Die Diskussion um alternativmedizinische Behandlungen wird in den ungewöhnlich unterrichteten Kreisen oft als Kampf zwischen Gut und Böse inszeniert. Hier Big Pharma, das Reich des Bösen, beherrscht vom Mammon, dort die sanfte Alternative aus einer besseren Welt. Ich habe zwar nie verstanden, warum z.B. Firmen im Imperium von Quandt-Erben allein dadurch gut werden, dass sie Globuli herstellen, aber ist halt so. Und Big Pharma ist ja wirklich ein Biotop dunkler Machenschaften. Das Andere dessen muss also gut sein, zwingend, das verlangt die Logik.

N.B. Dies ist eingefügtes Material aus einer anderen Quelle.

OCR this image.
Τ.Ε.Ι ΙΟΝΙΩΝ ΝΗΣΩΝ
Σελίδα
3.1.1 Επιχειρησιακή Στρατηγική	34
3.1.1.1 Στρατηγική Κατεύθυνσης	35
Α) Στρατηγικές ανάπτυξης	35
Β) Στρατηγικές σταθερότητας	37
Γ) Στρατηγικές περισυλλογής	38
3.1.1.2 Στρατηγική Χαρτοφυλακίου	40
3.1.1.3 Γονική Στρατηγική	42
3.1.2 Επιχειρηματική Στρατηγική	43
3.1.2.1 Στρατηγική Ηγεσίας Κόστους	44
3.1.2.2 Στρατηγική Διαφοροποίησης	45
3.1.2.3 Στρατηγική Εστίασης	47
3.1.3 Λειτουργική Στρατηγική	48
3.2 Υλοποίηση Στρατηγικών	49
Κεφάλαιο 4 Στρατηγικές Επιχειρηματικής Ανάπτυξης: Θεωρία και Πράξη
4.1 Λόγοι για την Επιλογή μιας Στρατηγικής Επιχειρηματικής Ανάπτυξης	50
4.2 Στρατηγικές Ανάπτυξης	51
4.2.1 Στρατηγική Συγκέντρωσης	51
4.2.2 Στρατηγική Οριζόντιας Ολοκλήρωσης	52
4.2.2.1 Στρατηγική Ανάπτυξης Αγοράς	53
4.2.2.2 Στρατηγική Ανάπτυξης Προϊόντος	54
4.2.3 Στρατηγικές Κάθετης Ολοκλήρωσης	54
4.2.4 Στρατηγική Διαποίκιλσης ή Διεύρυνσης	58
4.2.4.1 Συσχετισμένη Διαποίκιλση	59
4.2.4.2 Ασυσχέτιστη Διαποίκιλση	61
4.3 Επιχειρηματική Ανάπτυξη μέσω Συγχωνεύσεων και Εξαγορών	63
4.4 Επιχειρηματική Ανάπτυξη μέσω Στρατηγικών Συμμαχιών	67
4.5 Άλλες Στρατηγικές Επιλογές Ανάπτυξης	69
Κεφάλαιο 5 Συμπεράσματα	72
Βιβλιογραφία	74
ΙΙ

Zu diesem Anderen gehört bekanntlich auch die Traditionelle Chinesische Medizin (TCM). Die NZZ schätzt den Umsatz dieses Zweigs der besseren Welt auf 100 Mrd. Euro. Aber in der anderen Welt spielt Geld keine Rolle. Schon gar keine böse. Außerdem ist das verglichen mit Big Pharma Kleingeld. Wobei, wie man aus der homöopathischen Parallelwelt weiß, auch kleinste Summen große Wirkungen haben können. Angeblich.
Ich schweife ab. Letzte Woche hat der SPIEGEL gemeldet (36/2019, S. 86), dass in Asien das Tokeh-Gecko selten wird. Wer hat davon je gehört? Der TCM sei Dank: Jetzt weiß man, dass es dieses Tier gibt, dass es früher häufig war und jetzt selten. Und zwar deswegen selten, weil es so oft getrocknet und pulverisiert in der chinesischen Apotheke landet. Es soll, so der SPIEGEL, gegen Impotenz, Asthma, Diabetes oder Hautleiden helfen. Genauso wie z.B. Nashorn-Hörner oder Tigerknochen. Gegen Asthma würde in China vermutlich saubere Luft besser helfen, gegen Diabetes eine gesündere Ernährung und mehr Bewegung. Aber wozu, wenn es sanftere Alternativen gibt. Noch. Auch Tiger und Nashörner werden selten. In Bayern wurden schon lange keine mehr gesehen. Ob die Chinesen schuld sind?
Unbekannt dürfte den meisten Leuten auch das Pangolin sein, das „Tannenzapfentier“, dessen Schuppen gegen Kopfschmerzen helfen sollen. Zu Oktoberfestzeiten in Bayern ein Notfallmedikament mit Potential. Vermutlich hilft es auch gegen Impotenz, Asthma, Diabetes oder Hautleiden. Dass die Chinesen wissen, was Tokeh von Pangolin unterscheidet, oder das gar anhand klinischer Phase I-III-Studien untersucht haben, ist schließlich nicht anzunehmen. Das Pangolin ist, wie man liest, in Asien auch schon selten geworden.
Und schon mal das Wort Plumploris gehört? Nein? Chinesische Apotheker möglicherweise schon. Es ist inzwischen selten, alle Arten gelten als gefährdet oder stark gefährdet, muss also so was wie das Tokeh oder das Pangolin sein und wird auch gegen irgendwas helfen. Gegen Artenschwund eher nicht. Seepferdchen kennt dagegen jeder. Sie fördern – wie das Gecko oder Tigerknochen – die Potenz, also die Fähigkeit zur Fortpflanzung. Bei uns reicht dazu ein Porsche oder ein tiefergelegter Opel. Oder, alles hängt mit allem zusammen, ein BMW, das ist dann Quandtenmedizin. Selber fortpflanzen können sich die pharmazeutisch verarbeiteten Seepferdchen allerdings nicht mehr so gut, sie gehören, man ahnt es, auch durch die alternativmedizinische Nachfrage zu den bedrohten Arten.
Und so weiter und so weiter. Am Aussterben der Dinosaurier war die Traditionelle Chinesische Medizin übrigens nicht beteiligt. Sie sind potenztherapeutisch gesehen umsonst gestorben. Was für eine Verschwendung! Diese Kraft! Einfach weg. Apropos Aussterben: Ist eine Welt ohne Dinosaurier nicht sogar eine bessere Welt? Und warum soll eine ohne Tokeh oder Pangolin schlechter sein? Was hat der Juchtenkäfer für ein Glück gehabt, dass er nicht auf der Zutatenliste chinesischer Apotheker steht, die Frontlinien bei Stuttgart 21 wären ganz anders verlaufen.